John L Sapp, Soori Sivakumaran, Calum J Redpath et al. - The New England journal of medicine

Die 14-Jahres-Nachbeobachtung der RAFT-Studie zeigte, dass CRT-D bei Patienten mit HFrEF und breitem QRS-Komplex einen anhaltenden Überlebensvorteil gegenüber einem ICD allein bietet. Dies sind einige der am längsten laufenden randomisierten Daten, die die kardiale Resynchronisationstherapie unterstützen.

Hintergrund

Die Resynchronization-Defibrillation for Ambulatory Heart Failure Trial (RAFT) zeigte einen größeren Nutzen hinsichtlich der Mortalität nach 5 Jahren bei Patienten, die eine kardiale Resynchronisationstherapie (CRT) erhielten, im Vergleich zu Patienten, die implantierbare Kardioverter-Defibrillatoren (ICDs) erhielten.

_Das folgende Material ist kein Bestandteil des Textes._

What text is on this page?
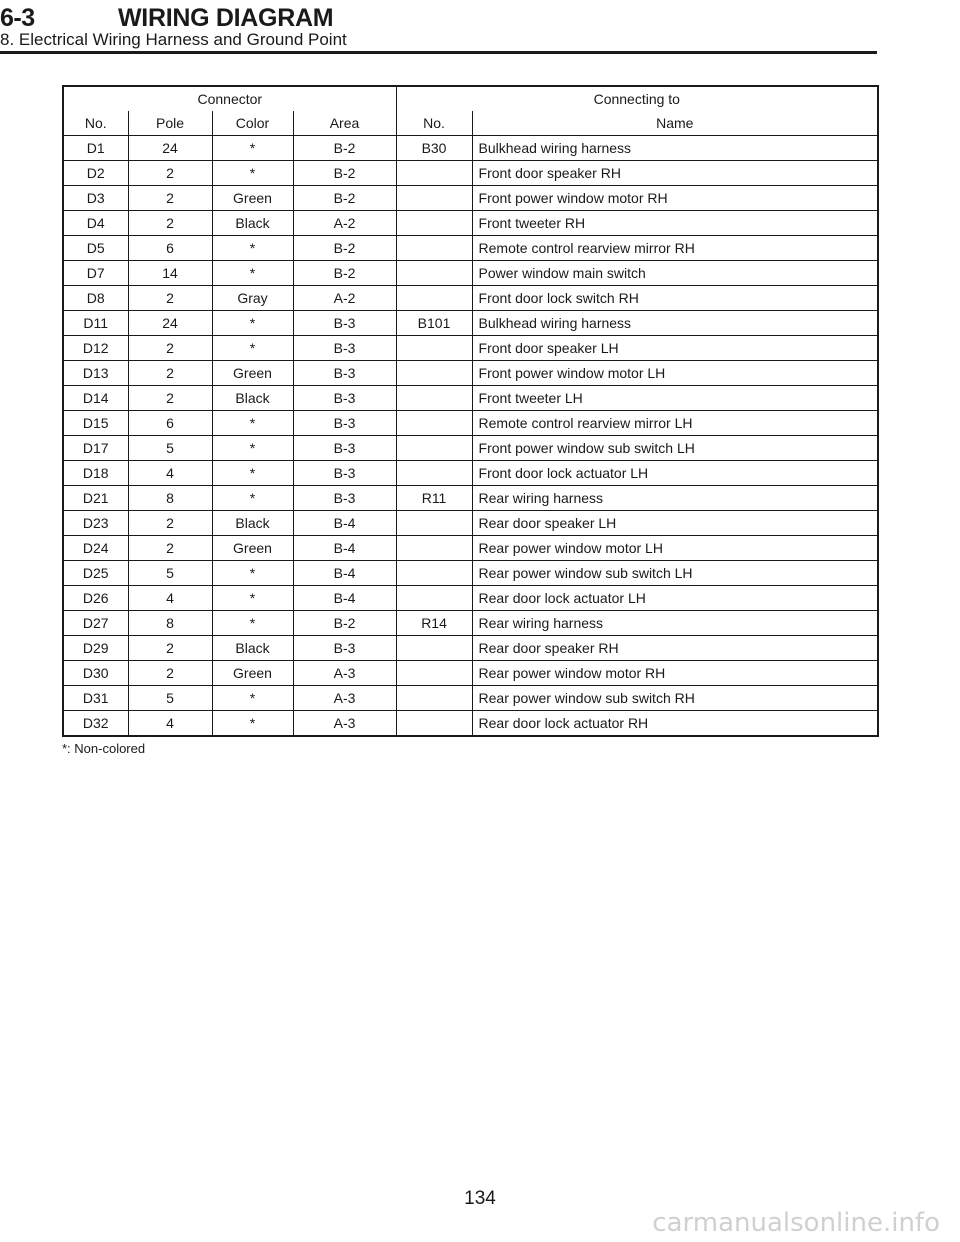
6-3	WIRING DIAGRAM
8. Electrical Wiring Harness and Ground Point
Connector				Connecting to	
No.	Pole	Color	Area	No.	Name
D1	24	*	B-2	B30	Bulkhead wiring harness
D2	2	*	B-2		Front door speaker RH
D3	2	Green	B-2		Front power window motor RH
D4	2	Black	A-2		Front tweeter RH
D5	6	*	B-2		Remote control rearview mirror RH
D7	14	*	B-2		Power window main switch
D8	2	Gray	A-2		Front door lock switch RH
D11	24	*	B-3	B101	Bulkhead wiring harness
D12	2	*	B-3		Front door speaker LH
D13	2	Green	B-3		Front power window motor LH
D14	2	Black	B-3		Front tweeter LH
D15	6	*	B-3		Remote control rearview mirror LH
D17	5	*	B-3		Front power window sub switch LH
D18	4	*	B-3		Front door lock actuator LH
D21	8	*	B-3	R11	Rear wiring harness
D23	2	Black	B-4		Rear door speaker LH
D24	2	Green	B-4		Rear power window motor LH
D25	5	*	B-4		Rear power window sub switch LH
D26	4	*	B-4		Rear door lock actuator LH
D27	8	*	B-2	R14	Rear wiring harness
D29	2	Black	B-3		Rear door speaker RH
D30	2	Green	A-3		Rear power window motor RH
D31	5	*	A-3		Rear power window sub switch RH
D32	4	*	A-3		Rear door lock actuator RH
*: Non-colored
134
carmanualsonline.info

Die Wirkung der CRT auf das Langzeitüberleben ist jedoch nicht bekannt.

Methoden

Wir teilten Patienten mit Herzinsuffizienz der New York Heart Association (NYHA)-Klasse II oder III, einer linksventrikulären Ejektionsfraktion von 30 % oder weniger und einer intrinsischen QRS-Dauer von 120 ms oder mehr (oder einer stimulierten QRS-Dauer von 200 ms oder mehr) randomisiert zu, entweder ausschließlich einen ICD oder einen CRT-Defibrillator (CRT-D) zu erhalten. Wir bewerteten die Langzeitendpunkte bei Patienten an den acht Zentren mit den höchsten Einschlusszahlen. Der primäre Endpunkt war der Tod jeglicher Ursache; der sekundäre Endpunkt war ein zusammengesetzter Endpunkt aus Tod jeglicher Ursache, Herztransplantation oder Implantation eines ventrikulären Unterstützungssystems.

Ergebnisse

Die Studie schloss 1798 Patienten ein, von denen 1050 in die Langzeitüberlebensstudie einbezogen wurden; die mediane Nachbeobachtungsdauer für die 1050 Patienten betrug 7,7 Jahre (Interquartilsbereich 3,9 bis 12,8), und die mediane Nachbeobachtungsdauer für die Überlebenden betrug 13,9 Jahre (Interquartilsbereich 12,8 bis 15,7). Der Tod trat bei 405 von 530 Patienten (76,4 %) in der ICD-Gruppe und bei 370 von 520 Patienten (71,2 %) in der CRT-D-Gruppe auf. Die Zeit bis zum Tod erschien bei denjenigen, die einen CRT-D erhielten, länger als bei denjenigen, die einen ICD erhielten (Beschleunigungsfaktor 0,80; 95 %-Konfidenzintervall 0,69 bis 0,92; p=0,002). Ein Ereignis des sekundären Endpunkts trat bei 412 Patienten (77,7 %) in der ICD-Gruppe und bei 392 (75,4 %) in der CRT-D-Gruppe auf.

Schlussfolgerungen

Bei Patienten mit reduzierter Ejektionsfraktion, verbreitertem QRS-Komplex und Herzinsuffizienz der NYHA-Klasse II oder III erschien der mit dem Erhalt eines CRT-D im Vergleich zu einem ICD verbundene Überlebensvorteil während einer medianen Nachbeobachtungszeit von fast 14 Jahren erhalten zu bleiben. (RAFT-ClinicalTrials.gov-Nummer NCT00251251.)